Great! Now I’m really anxious! or Help.. I need somebody!

So I posted everything I posted before apparently too soon.. INCLUDING wanting to be kind to my Husband who is now getting on my fricking nerves!

He’s sick and is going to be going to the doctor.. Which is alright except I was selfishly looking forward to him being away at class all day and coming back with groceries people actually wanted to eat. (See previous post)

So as I had indicated when I finished my 5 am post I took meds, drank tea and then laid back down. I was just starting to drift away when Husband says in my ear,”Maria, did our gas get shut off?”

Instant panic attack. Instant feeling sure that I have fucked our delicate economy beyond recognition. That I have missed some kind of crucial step in the delicate juggling dance it takes to be us with hardly any income and still have things needed for a home like utilities and groceries. Especially to maintain a home that had DCF sniffing around not too long ago.

The last thing we need when we are already suspect by them, me for being an addict, Husband for his uncontrolled anger issues, is to have something not taken care of, some basic something like heat when it’s 16 degrees out.
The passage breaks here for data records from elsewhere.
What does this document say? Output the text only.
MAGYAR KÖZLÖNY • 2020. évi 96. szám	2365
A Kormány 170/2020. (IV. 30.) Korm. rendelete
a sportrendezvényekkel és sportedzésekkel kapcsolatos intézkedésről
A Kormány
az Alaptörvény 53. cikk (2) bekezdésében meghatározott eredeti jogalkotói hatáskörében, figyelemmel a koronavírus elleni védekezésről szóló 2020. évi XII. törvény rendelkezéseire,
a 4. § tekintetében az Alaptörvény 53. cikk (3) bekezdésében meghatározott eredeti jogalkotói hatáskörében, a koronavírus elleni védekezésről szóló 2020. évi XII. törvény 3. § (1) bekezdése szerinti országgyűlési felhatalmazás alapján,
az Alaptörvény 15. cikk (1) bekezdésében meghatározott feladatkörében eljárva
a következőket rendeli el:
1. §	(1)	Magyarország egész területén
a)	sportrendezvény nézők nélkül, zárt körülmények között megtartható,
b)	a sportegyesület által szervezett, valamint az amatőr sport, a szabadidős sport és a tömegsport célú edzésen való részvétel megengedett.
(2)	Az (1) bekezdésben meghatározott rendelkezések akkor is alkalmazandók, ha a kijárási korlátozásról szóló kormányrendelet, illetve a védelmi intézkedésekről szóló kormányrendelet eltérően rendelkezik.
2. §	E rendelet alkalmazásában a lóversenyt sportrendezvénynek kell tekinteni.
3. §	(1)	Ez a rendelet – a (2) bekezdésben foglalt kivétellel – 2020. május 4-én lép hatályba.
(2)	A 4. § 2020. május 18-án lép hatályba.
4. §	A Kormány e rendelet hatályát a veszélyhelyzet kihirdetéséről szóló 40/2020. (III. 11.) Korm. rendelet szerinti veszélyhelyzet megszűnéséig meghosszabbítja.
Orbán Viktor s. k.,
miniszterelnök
So, I got up, race around scrabbling for bills that I don’t keep in one central place, found the bill then had to register for an online account because Husband has apparently let one of his balls drop and got our phones cut off, which is embarrassing not to mention horribly reminiscent of the bad old days when he refused to pay for me to have real phone service. And so far, at least Daughter and the office of the apartment complex know, because they have tried to call. Daughter will be discreet. The manager of the apartment complex, probably not so much. Which is really embarrassing.

SO the bottom line of the gas thing is no, it wasn’t cut off. But looking at my bill online has shown that I am behind enough (plus having blown a previous credit agreement) that I’m not eligible for a credit agreement right now. And the bill is just mounting and mounting. Massachusetts has a moratorium apparently which keeps them from cutting us off before March 15 which at least is a little time. But I’m anxious now.

How do I keep them from cutting us off in March? If Husband blew it with the phones has he blown it so badly he can’t fix it right away? Also, I should get help with this. But that means fuel assistance which means papers and appointments when I don’t have a car. And I’ve gotta get paperwork out for SSI. And I’ve got the Suboxone thing hanging over my head.

I need some perspective. I need a sensible way for managing all of this. I just need help!